I don't think we need more four seasons like places. What we need more of is places like Assembly, Avalon North Station, etc. Places with rents between 2-3k a month. That's affordable for most white collar couples and will reduce pressure on the older housing stock.

This. There needs to be more focus on this. I think the Charlestown redevelopment is another good example but I believe it doesn't go far enough. The city should allow developers to build bigger with expanding affordable housing as a bargaining chip. Maintaining the existing stock doesn't do anything.
 
I think one glaring problem that is preventing housing prices to fall is the arms race to provide the best amenities which drives up the cost. It is similar to the problem that many universities face, i.e. universities spending tons and tons of money on amenities to compete for students, which essentially drives up the cost of tuition and dorm fees. The housing market is no different, with each new luxury building touting the best amenities that aren't necessary for the average resident and charging an exorbitant fee for them. Having developers build simple apartments would go a long way in dampening prices.
 
There's some weird economic theories surfacing in this thread.

In 2016, Boston had the highest Gini Index of any large American city. (High is generally considered bad.). (Allowing for possible distortion because of Boston's student population)

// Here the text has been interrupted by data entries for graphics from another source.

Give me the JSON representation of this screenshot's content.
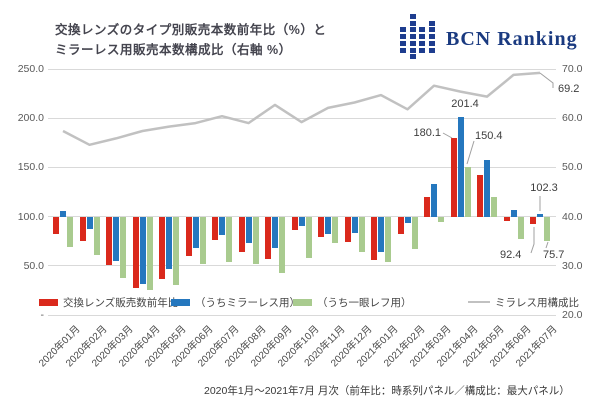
{
  "header": {
    "title_line1": "交換レンズのタイプ別販売本数前年比（%）と",
    "title_line2": "ミラーレス用販売本数構成比（右軸 %）",
    "logo_text": "BCN Ranking",
    "logo_color": "#1e3d8f"
  },
  "footer": {
    "caption": "2020年1月～2021年7月 月次（前年比：時系列パネル／構成比：最大パネル）"
  },
  "axes": {
    "left_ticks": [
      "250.0",
      "200.0",
      "150.0",
      "100.0",
      "50.0",
      "-"
    ],
    "left_tick_values": [
      250,
      200,
      150,
      100,
      50,
      0
    ],
    "right_ticks": [
      "70.0",
      "60.0",
      "50.0",
      "40.0",
      "30.0",
      "20.0"
    ],
    "right_tick_values": [
      70,
      60,
      50,
      40,
      30,
      20
    ]
  },
  "legend": [
    {
      "label": "交換レンズ販売数前年比",
      "color": "#da291c",
      "type": "bar"
    },
    {
      "label": "（うちミラーレス用）",
      "color": "#2577be",
      "type": "bar"
    },
    {
      "label": "（うち一眼レフ用）",
      "color": "#a9cb8f",
      "type": "bar"
    },
    {
      "label": "ミラレス用構成比",
      "color": "#c1c1c1",
      "type": "line"
    }
  ],
  "chart_data": {
    "type": "combo-bar-line",
    "categories": [
      "2020年01月",
      "2020年02月",
      "2020年03月",
      "2020年04月",
      "2020年05月",
      "2020年06月",
      "2020年07月",
      "2020年08月",
      "2020年09月",
      "2020年10月",
      "2020年11月",
      "2020年12月",
      "2021年01月",
      "2021年02月",
      "2021年03月",
      "2021年04月",
      "2021年05月",
      "2021年06月",
      "2021年07月"
    ],
    "series": [
      {
        "name": "交換レンズ販売数前年比",
        "type": "bar",
        "axis": "left",
        "color": "#da291c",
        "values": [
          82,
          75,
          51,
          27,
          37,
          60,
          76,
          64,
          57,
          86,
          79,
          74,
          56,
          82,
          120,
          180.1,
          142,
          96,
          92.4
        ]
      },
      {
        "name": "（うちミラーレス用）",
        "type": "bar",
        "axis": "left",
        "color": "#2577be",
        "values": [
          106,
          87,
          55,
          32,
          47,
          68,
          81,
          73,
          68,
          90,
          82,
          83,
          64,
          93,
          133,
          201.4,
          158,
          107,
          102.3
        ]
      },
      {
        "name": "（うち一眼レフ用）",
        "type": "bar",
        "axis": "left",
        "color": "#a9cb8f",
        "values": [
          69,
          61,
          38,
          25,
          30,
          52,
          54,
          52,
          43,
          58,
          73,
          64,
          54,
          67,
          95,
          150.4,
          120,
          77,
          75.7
        ]
      },
      {
        "name": "ミラレス用構成比",
        "type": "line",
        "axis": "right",
        "color": "#c1c1c1",
        "values": [
          57.4,
          54.6,
          55.9,
          57.4,
          58.3,
          59.0,
          60.4,
          59.0,
          62.7,
          59.2,
          62.1,
          63.2,
          64.7,
          61.8,
          66.6,
          65.4,
          64.4,
          68.8,
          69.2
        ]
      }
    ],
    "left_axis": {
      "min": 0,
      "max": 250,
      "bar_baseline": 100,
      "grid": true
    },
    "right_axis": {
      "min": 20,
      "max": 70
    },
    "legend_position": "bottom-inside",
    "annotations": [
      {
        "id": "apr21-red",
        "text": "180.1"
      },
      {
        "id": "apr21-blue",
        "text": "201.4"
      },
      {
        "id": "apr21-green",
        "text": "150.4"
      },
      {
        "id": "jul21-blue",
        "text": "102.3"
      },
      {
        "id": "jul21-red",
        "text": "92.4"
      },
      {
        "id": "jul21-green",
        "text": "75.7"
      },
      {
        "id": "jul21-line",
        "text": "69.2"
      }
    ]
  }
}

https://www.brookings.edu/research/...lity-on-the-rise-driven-by-declining-incomes/

http://www.sfchronicle.com/bayarea/...near-the-top-in-income-inequality-6794731.php

When those with household incomes in the top five percent are driving and distorting the local housing market, the law of supply and demand eventually catches up. When the housing demand of the top five percent is satisfied, developers won't be adding to the supply of housing for those people. And what is the incentive in Boston, where available land is very scarce, for developers to build housing for those in the bottom half of the income cohort?
 
The market dynamics behind this are admittedly entirely unreplicatable in Boston, but the USD 2-3k a month range seems to be the sweet spot for developers here in Tokyo. There are nine midrises between 15 and 20 floors going up in my neighborhood, all with rents in this range. Probably about 150 of these going up throughout the city now. Usually the top few floors have larger units which go for USD 5k or so, but most of the units are USD 2-3k. Or they sell for about USD 450-500k. Not super cheap, but affordable for a white collar couple bringing in around USD 140k a year (or someone single making around USD 75-80k).

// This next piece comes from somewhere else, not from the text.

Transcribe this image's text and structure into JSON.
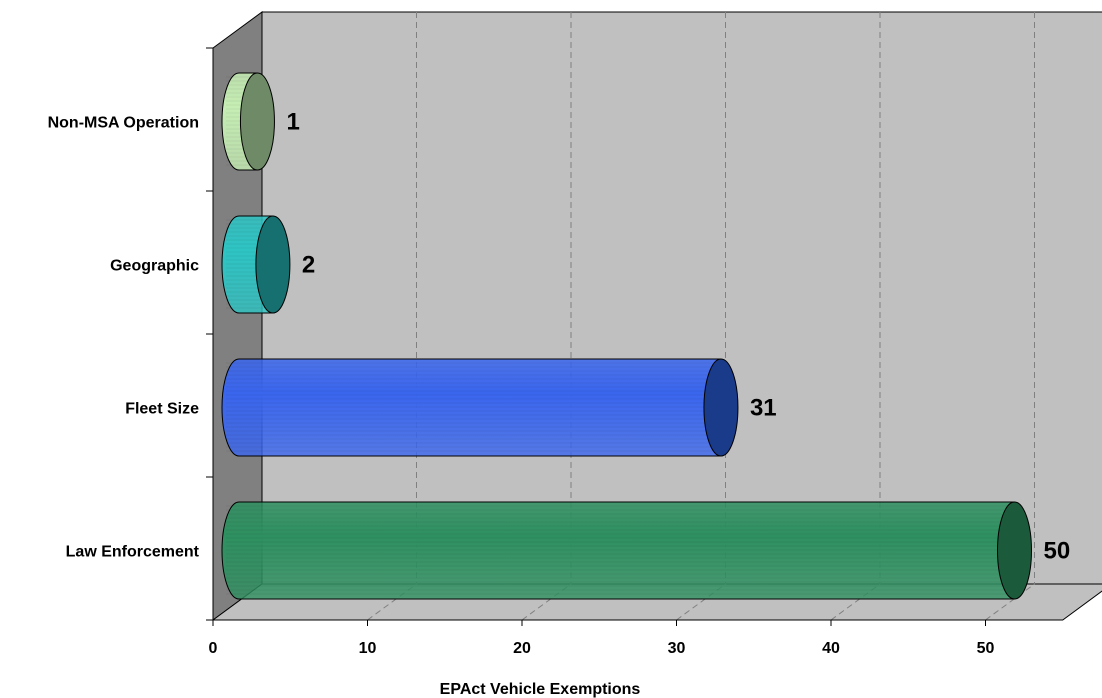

Plus interest rates here are ridiculous. I'm paying 0.65% annually on a 30 year mortgage.
 
I think one glaring problem that is preventing housing prices to fall is the arms race to provide the best amenities which drives up the cost. It is similar to the problem that many universities face, i.e. universities spending tons and tons of money on amenities to compete for students, which essentially drives up the cost of tuition and dorm fees. The housing market is no different, with each new luxury building touting the best amenities that aren't necessary for the average resident and charging an exorbitant fee for them. Having developers build simple apartments would go a long way in dampening prices.

Fantastic post. Maybe this can occur at Dudley Square. *There was another proposed highrise with a similar concept that was sacked.
 
You just said that the best solution is to keep building luxury stuff so that older buildings will fall to the lower bracket. Who builds the luxury stuff? Developers. Who's not going to keep building the luxury stuff if they can't make a profit? Developers. That's the linchpin to your solution and if that first half doesn't happen, neither would the second half.

Housing is, to a reasonabke degree, pretty fungible. These new upper income tenants aren't appearing out of thin air, so they'll be freeing up less valuable units, which can be occupied by those with lower incomes, and they, in turn, free up their old units, and it just works its way down.
 
Isn't Simon Cooley tower being built over the Mass Pike? That likely raises costs well above a building build on solid ground.